La vraie surprise, a déclaré Desset, est la nature du système d’écriture. Les chercheurs ont supposé que l’écriture élamite linéaire est un mélange d’écriture phonographique et logographique.

Les caractères phonographiques, ou « phonogrammes », sont des lettres et des syllabes individuelles et représentent un son de la parole. Les caractères logographiques, ou « signes verbaux », représentent un mot complet, de la même manière que notre signe dièse pour « 1 » représente « un ».

« A la fin de mon analyse, j’ai découvert que l’écriture linéaire élamite est une écriture purement phonographique », a déclaré Desset. « Cela en fait le plus ancien du genre au monde, et cela change notre vision de toute l’évolution de l’écriture. »

Le décryptage fait l’objet de critiques

Dans la communauté des chercheurs, cependant, la découverte de Desset a reçu quelques critiques.

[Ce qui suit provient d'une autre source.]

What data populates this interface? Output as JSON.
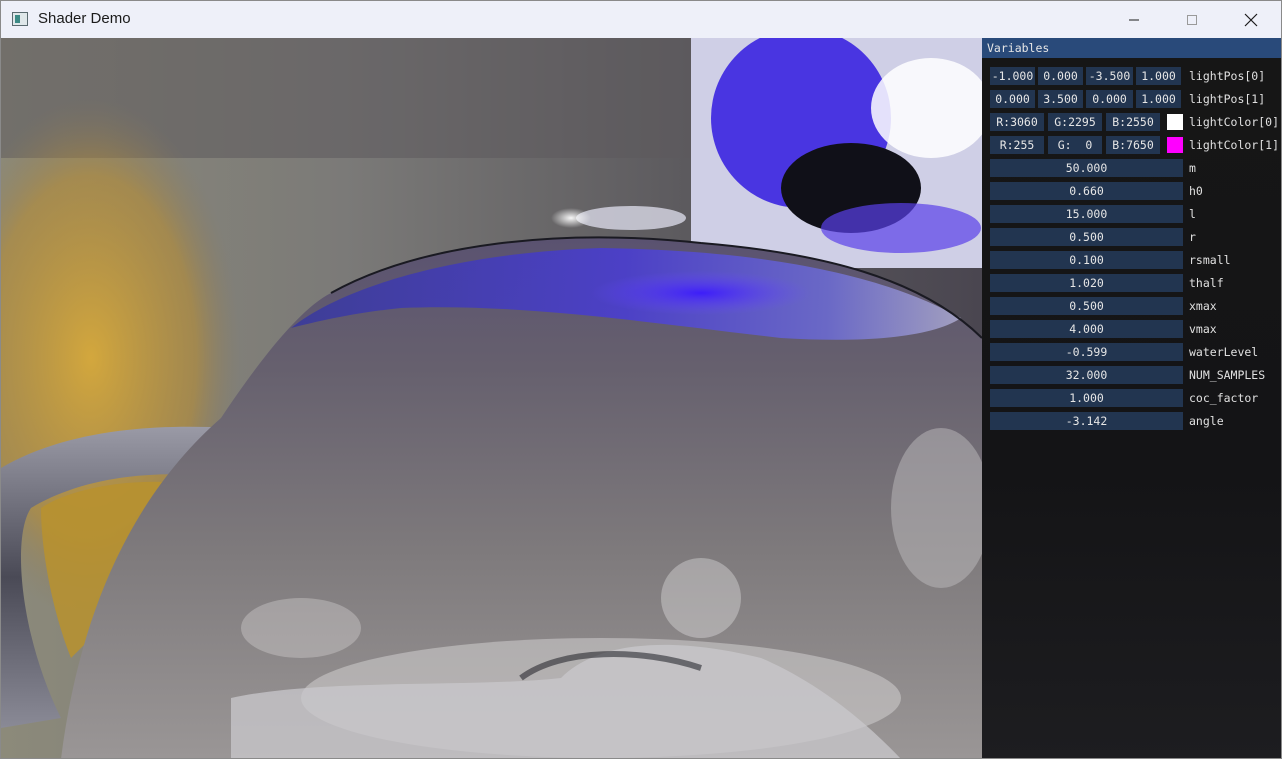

« Tant que des preuves claires ne seront pas fournies, le script Linear Elamite ne sera pas entièrement déchiffré », a déclaré Michael Mäder à DW. Mäder est linguiste à l’Université de Berne et directeur scientifique de Swiss Société Alice Kober pour le déchiffrement des systèmes d’écriture anciens . Jusqu’à présent, a-t-il dit, il n’y a que 15 caractères avec une prononciation connue et 19 suggestions plausibles.

« Il se pourrait bien que le travail de Desset ajoute plus de caractères à la liste des suggestions », a déclaré Mäder. « Mais tant que nous ne connaîtrons pas la fonction et la prononciation de tous les caractères, nous ne le saurons pas avec certitude. »

Mäder a également « des doutes considérables » sur la déclaration de Desset selon laquelle le script est purement phonographique : « Les analyses mathématiques montrent que le système d’écriture linéaire élamite se compose de seulement 70% de caractères phonétiques », a déclaré Mäder. Les autres sont des signes verbaux, a-t-il ajouté.

Que Desset ait raison ou non reste une question ouverte pour le moment. En octobre, des experts des systèmes d’écriture anciens se réuniront lors d’un conférence en norvège discuter de la découverte.

Cet article a été rédigé à l’origine en allemand.